I don’t write every time I read an article or press release announcing the arrest, indictment, or conviction of a tax return preparer. In many instances there’s nothing particularly instructive because the preparer in question has repeated what another preparer has done. Other than differences in the number of returns and the dollar amount of lost revenue, there usually isn’t anything that grabs my attention. But a press release issued yesterday by the Department of Justice caused me to think about an aspect of tax return preparation I had not previously considered.
According to the press release, a tax return preparer pleaded guilty to inflating her clients’ tax refunds by preparing and filing “false tax returns that claimed fraudulent deductions and fictitious business profits and losses.” These filings caused a revenue loss of at least $400,000. The preparer also obtained more than $83,000 in Paycheck Protection Program loans by submitting false IRS forms with fake business income from “bogus businesses.” She also filed a false claim for unemployment insurance with the Maryland Department of Labor based in false federal income tax forms, and as a result, receiving more than $55,000.
What caught my eye was that the preparer did business as “The Tax Lady” and as “5 Starr Business Solutions.” Starr is the preparer’s surname. Should individual preparers be required to do business using their full name, or at least display their full name underneath any business name? Without such a requirement, a prospective client who is doing due diligence vetting needs to do research to learn the legal name of the preparer in order to see if that preparer operates other businesses under different names for which there are records of inappropriate or worse business practices. Most people do not know how to learn the legal name behind a business. Sometimes it’s easy. Too often it’s difficult and occasionally almost impossible.
But what of the corporate tax return preparation companies that employ hundreds or thousands of tax return preparers? Those companies are much easier to find. They are accountable for misdeeds by any of their employees. They are big enough that they cannot hide the way some individual preparers do and have done.
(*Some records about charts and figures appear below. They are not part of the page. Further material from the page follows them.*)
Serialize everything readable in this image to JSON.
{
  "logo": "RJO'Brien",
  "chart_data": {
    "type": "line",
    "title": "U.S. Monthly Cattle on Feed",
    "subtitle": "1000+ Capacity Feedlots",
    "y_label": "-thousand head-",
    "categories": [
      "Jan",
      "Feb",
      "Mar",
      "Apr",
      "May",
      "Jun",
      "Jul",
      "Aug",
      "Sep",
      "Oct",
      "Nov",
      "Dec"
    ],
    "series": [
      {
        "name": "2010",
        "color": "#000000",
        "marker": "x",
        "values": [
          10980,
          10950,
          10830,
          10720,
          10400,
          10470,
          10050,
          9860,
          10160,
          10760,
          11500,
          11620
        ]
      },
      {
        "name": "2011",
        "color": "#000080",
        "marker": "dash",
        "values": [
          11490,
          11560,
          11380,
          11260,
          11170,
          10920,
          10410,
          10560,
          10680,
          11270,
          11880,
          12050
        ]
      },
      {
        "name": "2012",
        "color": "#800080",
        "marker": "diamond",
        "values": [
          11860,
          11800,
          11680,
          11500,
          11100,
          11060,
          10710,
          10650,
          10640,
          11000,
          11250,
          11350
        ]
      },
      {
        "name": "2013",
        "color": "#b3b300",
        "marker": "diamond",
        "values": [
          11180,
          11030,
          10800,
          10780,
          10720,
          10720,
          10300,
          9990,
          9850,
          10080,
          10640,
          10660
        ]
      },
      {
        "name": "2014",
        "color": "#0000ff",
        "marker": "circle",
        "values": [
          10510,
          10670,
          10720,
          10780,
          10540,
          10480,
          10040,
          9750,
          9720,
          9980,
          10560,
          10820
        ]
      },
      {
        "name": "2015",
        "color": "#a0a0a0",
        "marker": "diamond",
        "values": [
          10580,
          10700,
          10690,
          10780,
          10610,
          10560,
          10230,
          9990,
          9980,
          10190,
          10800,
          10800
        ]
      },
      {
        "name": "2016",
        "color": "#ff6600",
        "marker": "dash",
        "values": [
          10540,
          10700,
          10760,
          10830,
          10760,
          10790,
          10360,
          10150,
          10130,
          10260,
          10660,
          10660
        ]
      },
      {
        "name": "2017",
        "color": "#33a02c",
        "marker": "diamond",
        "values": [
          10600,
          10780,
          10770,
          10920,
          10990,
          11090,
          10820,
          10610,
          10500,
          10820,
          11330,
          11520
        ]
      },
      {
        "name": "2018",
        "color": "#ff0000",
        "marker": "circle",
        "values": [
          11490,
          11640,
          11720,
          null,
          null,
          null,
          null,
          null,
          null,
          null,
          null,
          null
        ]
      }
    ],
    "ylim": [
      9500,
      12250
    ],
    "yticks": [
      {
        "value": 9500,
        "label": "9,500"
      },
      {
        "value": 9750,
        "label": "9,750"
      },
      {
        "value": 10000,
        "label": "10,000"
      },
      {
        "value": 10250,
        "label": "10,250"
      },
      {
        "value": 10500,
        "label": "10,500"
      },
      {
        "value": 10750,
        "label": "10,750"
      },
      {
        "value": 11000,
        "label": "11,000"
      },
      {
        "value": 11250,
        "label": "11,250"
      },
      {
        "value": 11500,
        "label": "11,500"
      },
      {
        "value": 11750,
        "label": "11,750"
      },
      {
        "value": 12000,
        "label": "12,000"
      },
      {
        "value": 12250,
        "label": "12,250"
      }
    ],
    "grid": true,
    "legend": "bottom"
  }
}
And what of individual tax return preparers who operate through a corporation using an invented corporate name? Again, it isn’t all that easy to identify the preparer who is behind that corporation. Should tax return preparers be prohibited from operating through an invented name?
When certain professionals, such as physicians and attorneys, operate a business that isn’t their actual name, whether or not in partnership, LLC, or corporate form, they are required to display their name or names in the appropriate place. Their names are on the firm’s or practice’s website, on emails, on letterheads, on court filings, on prescriptions, on medical reports, and on any other relevant document. If they can do that, so, too, can tax return preparers. Note that some states permit the use of fictitious names by physicians but from what I can figure out, the physicians need approval and it’s granted when a physician wants to omit a middle name, use their original name after changing their legal name due to marriage, or shortening their name if it is long and difficult to pronounce. That is a totally different issue than practicing medicine or law using an invented name that disguises the person’s identity.
People want to know who is giving them legal advice, representing them in negotiations or litigation, giving them a medical examination, or prescribing their medications. Do not people want to know who is preparing their tax return?